Du « Libération » libertaire de St Genis-Laval...
Jules Vignes publie en 1927 à St Genis-Laval, près d’Oullins, dans la banlieue sud de Lyon, le premier journal « Libération » pour faire connaître les idées libertaires et pour informer les militants plus largement. C’est ainsi que, dès cette époque, il consacre une rubrique spéciale au féminisme sous la plume d’Adèle Bernard-Guillot. Dans le premier numéro de juillet 1927 « Libération » se propose « de faire place à toutes les tendances anarchistes : philosophie, syndicalisme, féminisme, malthusianisme, littérature... au sein de cet organe d’éducation libertaire ». Et c’est sans se prendre la tête que dans ce « Libération » on parle aussi des principes éthiques du mouvement révolutionnaire, de littérature antimilitariste, des méfaits de l’alcool tout autant que de l’opium, de l’alliance entre l’Église et l’État, de la première conférence de l’anarchiste Sébastien Faure à Lyon, tout en dressant un tableau piquant du phallocratisme ouvrier.
Dans le numéro 3, édité le 1er décembre 1927, dont on voit en haut la manchette, après le congrès de l’Union Anarchiste Communiste (Paris, 30 octobre/1er novembre 1927) qui donne naissance à deux organisations distinctes « l’Union Anarchiste Communiste Révolutionnaire » (UACR) majoritaire, et « L’Association des Fédéralistes Anarchistes » (AFA) regroupée autour de Sébastien Faure, la première page appelle à l’unité et s’oppose à la tendance centraliste de l’UACR [1]. Dans un autre numéro de 1928, on traite d’anti-électoralisme et de « la guerre hors la loi »... Ce « Libération » fait suite à la publication de « La Feuille » depuis 1917 à Lyon, puis à St Genis-Laval.
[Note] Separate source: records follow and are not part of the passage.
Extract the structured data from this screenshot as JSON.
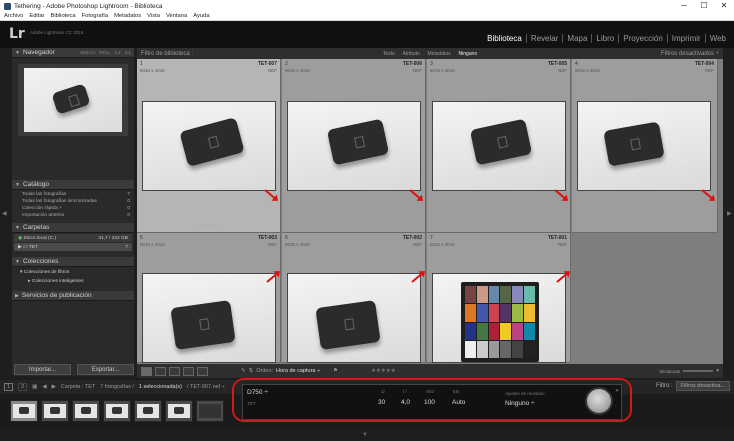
{
  "window": {
    "title": "Tethering - Adobe Photoshop Lightroom - Biblioteca",
    "controls": [
      "─",
      "☐",
      "✕"
    ]
  },
  "menu": [
    "Archivo",
    "Editar",
    "Biblioteca",
    "Fotografía",
    "Metadatos",
    "Vista",
    "Ventana",
    "Ayuda"
  ],
  "identity": {
    "logo": "Lr",
    "product": "Adobe Lightroom CC 2015"
  },
  "modules": [
    {
      "label": "Biblioteca",
      "active": true
    },
    {
      "label": "Revelar",
      "active": false
    },
    {
      "label": "Mapa",
      "active": false
    },
    {
      "label": "Libro",
      "active": false
    },
    {
      "label": "Proyección",
      "active": false
    },
    {
      "label": "Imprimir",
      "active": false
    },
    {
      "label": "Web",
      "active": false
    }
  ],
  "left_panel": {
    "navigator": {
      "title": "Navegador",
      "options": [
        "ENCAJ",
        "RELL",
        "1:1",
        "4:1"
      ]
    },
    "catalog": {
      "title": "Catálogo",
      "items": [
        {
          "label": "Todas las fotografías",
          "count": "7"
        },
        {
          "label": "Todas las fotografías sincronizadas",
          "count": "0"
        },
        {
          "label": "Colección rápida +",
          "count": "0"
        },
        {
          "label": "Importación anterior",
          "count": "0"
        }
      ]
    },
    "folders": {
      "title": "Carpetas",
      "disk": {
        "label": "Disco local (C:)",
        "info": "41,7 / 222 GB"
      },
      "folder": {
        "label": "TET",
        "count": "7"
      }
    },
    "collections": {
      "title": "Colecciones",
      "items": [
        "Colecciones de filtros",
        "Colecciones inteligentes"
      ]
    },
    "publish": {
      "title": "Servicios de publicación"
    },
    "import_label": "Importar...",
    "export_label": "Exportar..."
  },
  "filter_bar": {
    "title": "Filtro de biblioteca :",
    "options": [
      {
        "label": "Texto",
        "selected": false
      },
      {
        "label": "Atributo",
        "selected": false
      },
      {
        "label": "Metadatos",
        "selected": false
      },
      {
        "label": "Ninguno",
        "selected": true
      }
    ],
    "preset": "Filtros desactivados ÷"
  },
  "grid": [
    {
      "index": "1",
      "name": "TET-007",
      "dims": "6016 x 4016",
      "format": "NEF",
      "selected": true
    },
    {
      "index": "2",
      "name": "TET-006",
      "dims": "6016 x 4016",
      "format": "NEF",
      "selected": false
    },
    {
      "index": "3",
      "name": "TET-005",
      "dims": "6016 x 4016",
      "format": "NEF",
      "selected": false
    },
    {
      "index": "4",
      "name": "TET-004",
      "dims": "6016 x 4016",
      "format": "NEF",
      "selected": false
    },
    {
      "index": "5",
      "name": "TET-003",
      "dims": "6016 x 4016",
      "format": "NEF",
      "selected": false
    },
    {
      "index": "6",
      "name": "TET-002",
      "dims": "6016 x 4016",
      "format": "NEF",
      "selected": false
    },
    {
      "index": "7",
      "name": "TET-001",
      "dims": "6016 x 4016",
      "format": "NEF",
      "selected": false
    }
  ],
  "toolbar": {
    "sort_label": "Orden:",
    "sort_value": "Hora de captura ÷",
    "rating": "★★★★★",
    "size_label": "Miniaturas"
  },
  "filmstrip_bar": {
    "pages": [
      "1",
      "2"
    ],
    "path_label": "Carpeta : TET",
    "count_label": "7 fotografías /",
    "selected_label": "1 seleccionada(s)",
    "file_label": "/ TET-007.nef ÷",
    "filter_label": "Filtro :",
    "filter_value": "Filtros desactiva..."
  },
  "tether": {
    "camera": "D750 ÷",
    "session": "TET",
    "shutter_label": "1/",
    "shutter": "30",
    "aperture_label": "f /",
    "aperture": "4,0",
    "iso_label": "ISO",
    "iso": "100",
    "wb_label": "EB",
    "wb": "Auto",
    "develop_label": "Ajustes de revelado",
    "develop_value": "Ninguno ÷"
  }
}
Jules Vignes publiait aussi depuis cette date, avec une équipe, le journal « Liberoso » en ido, un esperanto simplifié, ce qui veut dire Libération, dont certains numéros sont sortis à Auxerre.
Jules Vignes né le 13 avril 1884 à Toulouse, s’installe d’abord à Moulins où il fabrique des galoches et fait différents métiers : garçon boucher, manoeuvre, ouvrier-maçon... En mai 1906, il est condamné pour avoir placardé des affiches anarchistes. En 1909, il est le premier secrétaire de l’Union départementale des syndicats ouvriers de l’Allier, mandat qu’il ne garde qu’un an. C’est à ce moment-là qu’il crée, avec Louis Dubost, le journal anarchiste « La Torche », avec les moyens du bord : « d’abord polycopié sur gélatine avant d’être imprimé avec un tri de caractères usagés d’imprimerie achetés au prix du plomb, la brosse et le taquoir suppléant l’absence de rotative. Par la suite Vignes acquit une pédale pour tirer « La Torche », car on n’arrête pas le progrès... » (Léo Campion- Culture & Liberté). Dubost a continué de collaborer sous la signature Picrate à « La Feuille » de Vignes, après qu’il se soit installé sur Lyon.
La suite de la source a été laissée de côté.